The purpose of this study was to determine the effect of the test substance, applied to sediment, on the survival and growth (final dry weight) of the 8 days old benthic freshwater amphipod, Hyalella azteca. The test was conducted according to EPA 850.1735 guideline (draft) and in compliance with GLP. The definitive exposure was performed under intermittent, static-renewal conditions of overlying water for a period of 10 days, at nominal test concentrations of 6.3, 13, 25, 50 and 100 mg/kg sediment dry weight (5.1, 9.9, 20, 41 and 74 mg/kg sediment dry weight, respectively, mean measured concentration by LC/MS/MS). In addition, blank and solvent (10 mL acetone to 0.05 kg silica sand) control treatments were set up, too. Acetone stock solutions of test substance were prepared for sediment dosing. A 10-mL aliquot of each stock solution was applied to 0.05 kg of fine silica sand and mixed with a spatula. The acetone was then allowed to evaporate for 30 minutes, prior to adding this pre-mixture to 2.0 kg of wet natural sediment filled in a jar. Proper mixing of sand and sediment was achieved by jar-rolling technique for 4 hours at 15 rpm. A volume of 100 mL (145 / 63.3 g wet/dry weight) of sediment was filled into a 300 mL glass vessel and overlaid with 175 mL of water. Eleven replicate vessels (8 used for biological response and 3 used for chemical analysis) each comprising 10 amphipods were maintained for each treatment and control group. Exposure concentrations of the test substance in sediment, pore water and overlying water were measured on days 0 and 10. The water quality during the experimental period was as follow: 22 - 24°C, pH 6.4 - 7.0, 4.1 - 7.1 mg/L of dissolved oxygen (41 - 84% of saturation) and, photoperiod of 16 hours light (460-530 lux) and 8 hours darkness.

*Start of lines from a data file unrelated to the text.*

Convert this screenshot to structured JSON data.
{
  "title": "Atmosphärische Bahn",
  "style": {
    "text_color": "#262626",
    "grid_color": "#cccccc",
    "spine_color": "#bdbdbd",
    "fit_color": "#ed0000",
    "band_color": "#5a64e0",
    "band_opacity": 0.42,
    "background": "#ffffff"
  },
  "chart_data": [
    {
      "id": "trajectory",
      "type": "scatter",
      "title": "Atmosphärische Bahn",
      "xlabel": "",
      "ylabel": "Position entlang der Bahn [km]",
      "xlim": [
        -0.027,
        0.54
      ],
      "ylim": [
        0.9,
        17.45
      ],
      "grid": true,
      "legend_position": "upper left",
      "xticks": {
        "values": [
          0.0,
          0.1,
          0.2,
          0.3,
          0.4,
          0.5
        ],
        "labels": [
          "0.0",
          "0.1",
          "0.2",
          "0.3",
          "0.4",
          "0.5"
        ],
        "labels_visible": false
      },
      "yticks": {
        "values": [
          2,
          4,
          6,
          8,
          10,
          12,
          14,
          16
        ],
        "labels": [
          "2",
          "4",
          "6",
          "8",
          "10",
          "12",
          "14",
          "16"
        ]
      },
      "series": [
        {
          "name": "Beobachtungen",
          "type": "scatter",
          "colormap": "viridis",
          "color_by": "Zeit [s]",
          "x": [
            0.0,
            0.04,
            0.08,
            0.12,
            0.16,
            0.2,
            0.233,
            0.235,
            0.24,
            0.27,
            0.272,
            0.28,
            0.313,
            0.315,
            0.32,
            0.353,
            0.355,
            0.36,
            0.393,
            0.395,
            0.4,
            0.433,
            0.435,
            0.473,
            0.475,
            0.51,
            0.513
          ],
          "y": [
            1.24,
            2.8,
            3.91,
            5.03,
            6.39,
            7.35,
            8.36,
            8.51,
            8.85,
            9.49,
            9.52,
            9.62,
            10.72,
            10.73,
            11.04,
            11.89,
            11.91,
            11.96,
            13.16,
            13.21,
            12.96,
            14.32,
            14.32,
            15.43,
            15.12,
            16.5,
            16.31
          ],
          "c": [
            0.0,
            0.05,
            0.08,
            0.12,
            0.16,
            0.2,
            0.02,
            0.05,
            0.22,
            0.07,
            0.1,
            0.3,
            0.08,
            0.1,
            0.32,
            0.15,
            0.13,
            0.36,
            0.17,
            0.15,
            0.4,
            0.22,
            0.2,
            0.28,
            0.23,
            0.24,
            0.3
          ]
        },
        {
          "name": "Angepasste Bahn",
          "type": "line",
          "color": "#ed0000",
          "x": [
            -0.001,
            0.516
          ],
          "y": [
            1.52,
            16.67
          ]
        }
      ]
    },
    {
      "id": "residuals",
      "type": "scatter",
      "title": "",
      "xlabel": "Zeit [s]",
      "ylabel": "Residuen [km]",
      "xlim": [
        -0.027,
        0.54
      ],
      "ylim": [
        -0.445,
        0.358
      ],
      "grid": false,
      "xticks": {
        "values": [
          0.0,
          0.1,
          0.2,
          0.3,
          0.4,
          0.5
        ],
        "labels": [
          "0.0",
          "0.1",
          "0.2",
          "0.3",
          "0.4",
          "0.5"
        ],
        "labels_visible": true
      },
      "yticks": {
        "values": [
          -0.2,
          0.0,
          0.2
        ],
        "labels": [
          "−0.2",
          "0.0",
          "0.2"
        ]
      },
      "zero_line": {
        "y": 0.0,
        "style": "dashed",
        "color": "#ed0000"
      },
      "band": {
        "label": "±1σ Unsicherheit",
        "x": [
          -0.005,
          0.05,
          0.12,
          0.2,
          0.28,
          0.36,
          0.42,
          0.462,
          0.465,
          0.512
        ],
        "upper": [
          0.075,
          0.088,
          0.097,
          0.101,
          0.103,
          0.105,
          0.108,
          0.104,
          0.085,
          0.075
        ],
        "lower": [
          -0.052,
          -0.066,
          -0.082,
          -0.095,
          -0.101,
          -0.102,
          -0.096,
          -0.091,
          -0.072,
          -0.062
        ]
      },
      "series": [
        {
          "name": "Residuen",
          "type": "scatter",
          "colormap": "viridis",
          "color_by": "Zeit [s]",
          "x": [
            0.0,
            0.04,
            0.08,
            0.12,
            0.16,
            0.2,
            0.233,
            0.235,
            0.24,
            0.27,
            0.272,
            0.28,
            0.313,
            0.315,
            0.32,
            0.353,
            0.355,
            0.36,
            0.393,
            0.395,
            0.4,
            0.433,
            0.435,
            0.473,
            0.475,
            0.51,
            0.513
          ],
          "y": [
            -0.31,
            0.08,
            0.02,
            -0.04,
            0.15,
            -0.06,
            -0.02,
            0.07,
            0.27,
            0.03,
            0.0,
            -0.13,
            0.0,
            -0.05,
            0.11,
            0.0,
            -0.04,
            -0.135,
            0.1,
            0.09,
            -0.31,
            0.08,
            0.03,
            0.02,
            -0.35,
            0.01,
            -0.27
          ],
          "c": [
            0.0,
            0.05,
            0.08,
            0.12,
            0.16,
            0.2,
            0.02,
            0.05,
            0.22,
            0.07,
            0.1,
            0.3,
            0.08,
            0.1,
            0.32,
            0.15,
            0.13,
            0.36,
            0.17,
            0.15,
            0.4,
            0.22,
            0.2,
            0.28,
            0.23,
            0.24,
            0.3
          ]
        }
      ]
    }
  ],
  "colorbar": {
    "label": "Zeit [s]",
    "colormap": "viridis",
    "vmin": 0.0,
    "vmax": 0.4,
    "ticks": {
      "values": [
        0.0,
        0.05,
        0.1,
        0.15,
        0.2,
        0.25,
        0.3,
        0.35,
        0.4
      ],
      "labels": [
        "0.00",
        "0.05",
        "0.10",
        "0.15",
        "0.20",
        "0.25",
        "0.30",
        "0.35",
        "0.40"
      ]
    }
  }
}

Following 10 days of exposure, amphipod survival in the negative control and solvent control averaged 99 and 98%, respectively. During the same period, amphipod growth (dry weight) in the negative control and solvent control averaged 0.16 and 0.14 mg per amphipod, respectively, indicating a mean 8.6 and 7.6-fold increase in amphipod weight, respectively, based on the initial mean dry weight of 0.0185 mg per amphipod. At exposure termination (test day 10), statistical analysis (Steel’s Many-One Rank Sum Test) determined no significant difference in survival (91 – 99%) among amphipods exposed to any of the treatment levels tested compared to the negative control data (99%). At exposure termination (test day 10), statistical analysis (Dunnett’s Multiple Comparison Test) determined no significant difference in growth (0.13 – 0.16 mg mean dry weight) among amphipods exposed to any of the treatment levels tested compared to the negative control (0.16 mg). Based on mean measured sediment concentrations and amphipod survival and growth, the Lowest-Observed-Effect Concentration (LOEC) and No-Observed-Effect Concentration (NOEC) were determined to be >74 and 74 mg/kg sediment dry weight, respectively. The 10-day LC50/EC50 value was empirically estimated to be >74 mg/kg sediment dry weight.